Après 39 ans d’implication, Jean Bécotte quitte ses fonctions de président de la Société des amis du Moulin Michel inc.

Le président Jean Bécotte tire sa révérence du Moulin Michel

BÉCANCOUR — C’est officiel: après 39 ans d’implication, Jean Bécotte a pris sa retraite de la présidence de la Société des amis du Moulin Michel inc. (SAMMI). À 77 ans, celui qui a travaillé sans compter les heures pour protéger et restaurer le Moulin Michel a choisi de laisser la place à la relève pour se consacrer davantage à sa famille... et à ses années de retraite.

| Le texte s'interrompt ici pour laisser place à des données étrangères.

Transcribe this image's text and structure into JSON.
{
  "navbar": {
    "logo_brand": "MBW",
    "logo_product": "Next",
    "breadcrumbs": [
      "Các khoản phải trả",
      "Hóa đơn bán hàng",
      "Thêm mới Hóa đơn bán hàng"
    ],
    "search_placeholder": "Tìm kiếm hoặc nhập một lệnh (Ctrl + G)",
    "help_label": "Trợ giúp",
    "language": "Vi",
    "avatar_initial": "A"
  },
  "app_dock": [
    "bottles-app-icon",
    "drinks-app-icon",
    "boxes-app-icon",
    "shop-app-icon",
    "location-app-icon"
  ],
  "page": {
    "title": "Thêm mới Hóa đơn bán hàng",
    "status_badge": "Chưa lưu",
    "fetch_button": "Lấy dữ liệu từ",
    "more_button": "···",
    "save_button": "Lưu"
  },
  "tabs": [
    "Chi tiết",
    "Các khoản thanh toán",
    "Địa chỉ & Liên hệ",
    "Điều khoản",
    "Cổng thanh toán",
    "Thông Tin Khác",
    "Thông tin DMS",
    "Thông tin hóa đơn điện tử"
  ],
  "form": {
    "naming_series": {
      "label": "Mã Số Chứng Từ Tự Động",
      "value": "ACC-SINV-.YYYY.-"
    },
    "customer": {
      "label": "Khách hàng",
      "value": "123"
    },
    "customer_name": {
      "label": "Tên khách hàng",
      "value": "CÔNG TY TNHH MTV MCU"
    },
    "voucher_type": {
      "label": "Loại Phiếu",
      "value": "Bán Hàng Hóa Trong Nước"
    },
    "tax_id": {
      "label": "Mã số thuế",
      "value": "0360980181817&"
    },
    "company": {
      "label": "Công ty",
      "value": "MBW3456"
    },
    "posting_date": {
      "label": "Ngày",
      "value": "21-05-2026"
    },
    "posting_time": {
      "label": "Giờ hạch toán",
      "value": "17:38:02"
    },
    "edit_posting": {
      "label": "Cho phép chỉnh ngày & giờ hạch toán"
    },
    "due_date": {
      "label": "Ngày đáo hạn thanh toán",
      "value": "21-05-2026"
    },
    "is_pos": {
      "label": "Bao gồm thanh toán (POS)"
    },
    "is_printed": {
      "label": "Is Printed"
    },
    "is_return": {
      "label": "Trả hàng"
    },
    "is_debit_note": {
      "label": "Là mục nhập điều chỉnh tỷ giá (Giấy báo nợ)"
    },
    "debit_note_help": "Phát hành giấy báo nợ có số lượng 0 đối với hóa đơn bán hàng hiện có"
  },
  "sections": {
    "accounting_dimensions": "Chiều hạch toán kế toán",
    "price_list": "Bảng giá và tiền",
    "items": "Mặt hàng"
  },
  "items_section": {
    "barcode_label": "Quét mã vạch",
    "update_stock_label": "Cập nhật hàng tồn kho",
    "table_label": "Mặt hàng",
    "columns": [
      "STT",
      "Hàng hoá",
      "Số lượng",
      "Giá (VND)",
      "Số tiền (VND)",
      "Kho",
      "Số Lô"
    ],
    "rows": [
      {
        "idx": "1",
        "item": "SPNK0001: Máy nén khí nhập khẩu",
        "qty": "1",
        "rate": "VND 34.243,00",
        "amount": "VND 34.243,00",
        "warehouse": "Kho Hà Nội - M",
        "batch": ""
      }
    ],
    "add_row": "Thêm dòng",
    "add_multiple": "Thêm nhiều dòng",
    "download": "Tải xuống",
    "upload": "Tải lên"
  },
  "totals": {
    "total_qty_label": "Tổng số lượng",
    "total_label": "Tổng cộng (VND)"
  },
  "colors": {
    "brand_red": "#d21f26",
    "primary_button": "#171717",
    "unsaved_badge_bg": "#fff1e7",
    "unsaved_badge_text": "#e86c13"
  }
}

«J’ai deux petits-fils et ma conjointe et moi voulons avoir plus de temps pour nous occuper d’eux, explique M. Bécotte. Et puis, après 39 ans, je trouve qu’il était temps de passer à autre chose.»

Dans une longue lettre adressée au conseil d’administration de la SAMMI, le 15 janvier dernier, le bénévole de longue date a remercié toutes les personnes qui ont travaillé à ses côtés pour redonner son lustre au Moulin Michel, notamment la Ville de Bécancour, qui a racheté l’édifice et le terrain en 1985, après qu’il eut été classé comme monument historique. M. Bécotte se dit d’ailleurs particulièrement fier du travail qu’il a accompli avec ses partenaires, Jean Villeneuve et Jean-Guy Dubois, l’actuel maire de Bécancour qui était à l’époque conseiller municipal.

«Le Moulin Michel, c’est le phare de Bécancour. Il fallait sauver ça. On a été chanceux, parce qu’il n’y a jamais eu de vandalisme, même après que M. Michel et son frère (les anciens propriétaires et meuniers) aient déménagé dans le village», souligne M. Bécotte.

Un travail constant

Une fois le Moulin Michel acheté par la Ville de Bécancour et la classification comme monument historique obtenue, le travail de M. Bécotte était loin d’être terminé. Plusieurs activités de financement ont été menées afin de permettre la remise en état des lieux.

Et une fois ces travaux terminés, d’autres ne manquaient jamais de s’ajouter à la liste des choses à faire pour permettre au Moulin de rayonner.

«Il y a eu de la maçonnerie à faire, le toit, la terrasse, agrandir la grange qui servait de bureau et la salle pour les artistes, améliorer le restaurant, etc. Tous les ans, il y avait du travail à faire, en plus de la gestion», fait remarquer M. Bécotte.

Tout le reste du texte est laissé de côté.